John Wood’s Room to Read Foundation focused on improving literacy around the world, specifically in developing countries where education is difficult to come by for one reason or another. “Freedom Writers” focuses on the low education levels in America’s inner cities, showing that the plague of illiteracy and lack of education is not relegated to the developing world. It is rampant in our own country too.
There are many people who do not realize that this country combats the same problems that other countries around the world face. In some cases, the situation in the United States is better. In America, education is compulsory until a student is 16 years of age, at which point they can drop out of school.
We have the No Child Left Behind program, which is meant to improve the academic achievement of the disadvantaged. There are divisions within the country about the effectiveness of such policies, but they do ensure certain standards about American education. Developing countries rarely have such infrastructure. It is difficult for people in these countries to find safe education and the financial stability for continuous education due to the often chaotic nature of politics and daily living in these countries.
The American education system still suffers from similar problems, though. While compulsory education is part of the system, many of the people who drop out are expected to do so, whether because of their attitudes or their backgrounds. Because of this, they are not encouraged to continue their education or to strive to improve themselves or achieve academic prowess.
Underprivileged students in the U.S. tend to deal with just as much adversity as school-aged children in developing countries. Even the ones who strive for an education have a lot of trouble, because of the lack of faith in their abilities or attitudes. Those who are supposed to help them instead see only the stereotypes that may surround these students.
The film shows books and education as valuable tools to bring about social change and to help people improve their situations. It also makes clear the fact that the tools are not enough. The people using the tools need to want to use them. The film does a brilliant job showing just how Gruwell got through to her students and how they began to change through the things they learned in the classroom. People need passion to change anything and Gruwell gave her students something to base their passion on by getting them interested in reading.

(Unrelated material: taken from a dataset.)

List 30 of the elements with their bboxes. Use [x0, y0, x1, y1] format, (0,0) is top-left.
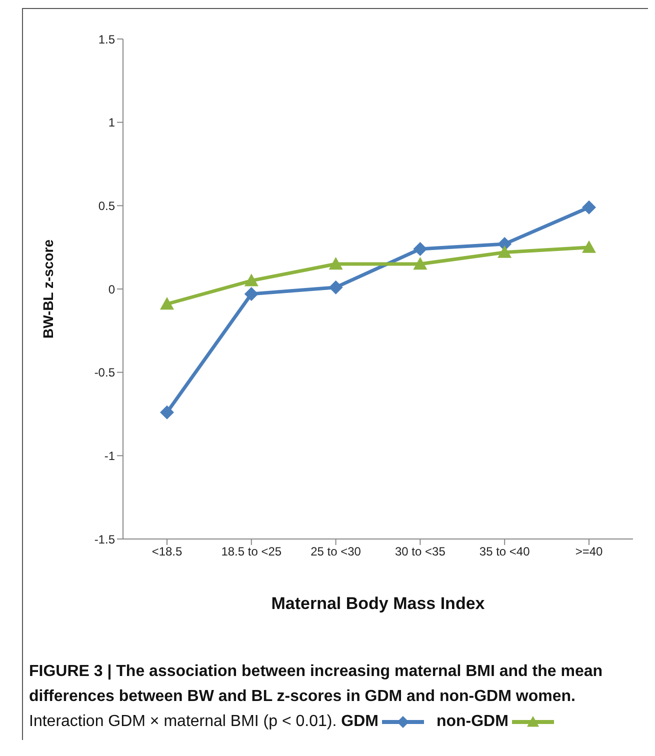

“Freedom Writers” makes it clear that the problems involved in education systems around the world do not end in developing countries. Many countries around the world deal with problems in their education systems for many different reasons. The film was an important one to show at Etown this semester, because it ties into the literacy focus of “Creating Room to Read.” The film shows exactly how the problems with illiteracy and the lack of education are universal problems with the system and are not relegated to one group of people. Every country has different reasons for the systems it uses, including education systems, and each of these countries has problems just like any other. “Creating Room to Read” offers an important message about aiding education in developing countries, but “Freedom Writers” informs its audience that the developing countries are not the only ones that need aid. The film screened at Etown on Tuesday night reminds us that we need to look close to home to improve our world as well as looking abroad.